3.2 Learning Sequence Features

In Sect. 3.1, we have divided KG into several sub-graphs, and here we use one of these sub-graphs as an example. Suppose \( S = \left[ {u_{1} ,u_{2} , \ldots \ldots u_{n} } \right] \) is a node sequence of the sub-graph, we build the node sequence representation model by using three lawyer neural network. The objective function which is a log-likelihood function is as follows

$$ \sum\nolimits_{{{\text{j}} = 1}}^{\text{N}} {{ \log }\,{ \Pr }\left( {{\text{u}}_{\text{j}} |{\text{x}}^{{{\text{u}}_{\text{j}} }} } \right)} $$
(4)

where N denotes the number of nodes in this sequence, \( {\text{X}}^{{u_{j} }} \) denotes a feature vector which is composed of the context nodes of \( u_{j} \).

3.3 Recommend List Generation

In Sects. 3.1 and 3.2, tourists and attractions in the knowledge graph have been represented as vectors based on the attributes of features. Here we use v(attract) represents the feature vector of the attraction, and v(user) represents the feature vector of the user. After get the feature vector of the attractions and visitors in the same vector space, we use the following formula to measure the correlation between a tourist and attractions and generate the prediction score.

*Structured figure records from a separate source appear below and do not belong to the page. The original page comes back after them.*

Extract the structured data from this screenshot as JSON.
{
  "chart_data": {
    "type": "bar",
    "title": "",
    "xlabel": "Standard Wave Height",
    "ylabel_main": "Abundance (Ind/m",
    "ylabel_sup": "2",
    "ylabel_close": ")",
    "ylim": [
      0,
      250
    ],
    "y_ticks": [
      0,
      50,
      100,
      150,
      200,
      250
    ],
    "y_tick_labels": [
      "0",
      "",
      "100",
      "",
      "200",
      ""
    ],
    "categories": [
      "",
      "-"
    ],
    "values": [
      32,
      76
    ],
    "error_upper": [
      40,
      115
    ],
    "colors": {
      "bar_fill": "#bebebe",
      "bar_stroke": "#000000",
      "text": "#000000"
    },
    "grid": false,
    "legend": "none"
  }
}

$$ \text{Re} l(attract,user) = sim({\mathbf{v(attract}}),{\mathbf{v(user)}}) $$
(5)

where sim is the cosine similarity.

Finally, the system returns a recommendation list according to the prediction score. This model is able to overcome the sparsity problem of the tourist knowledge graphs.

4 Conclusion and Future Work

In this paper, we designed and implemented a tourist attraction knowledge graph that can present the relationship among data, monitor and retrieve required information. We also proposed a tourist attraction recommendation model based on knowledge graph that adopts a flexible random walk procedure based on Node2Vec. Firstly, we collect tourism data in Bangkok by using KnIR tool for gathering data aggregator from TripAdvisor and TourismThailand and use the Neo4j tool to generate the tourist attraction knowledge graph. After that the network representation learning method Node2Vec is applied to obtain the feature vectors of an attraction or tourists, and then use the cosine similarity to calculate the correlation scores between tourists and attractions. Finally, we normalize the correlation scores to generate the recommended list. This model is presented for overcoming the sparsity problem of the tourist knowledge graphs and can be used in large scale knowledge graph. In the future work, we will enrich our knowledge graph in depth with all cities in Thailand and develop recommendation system about Thailand.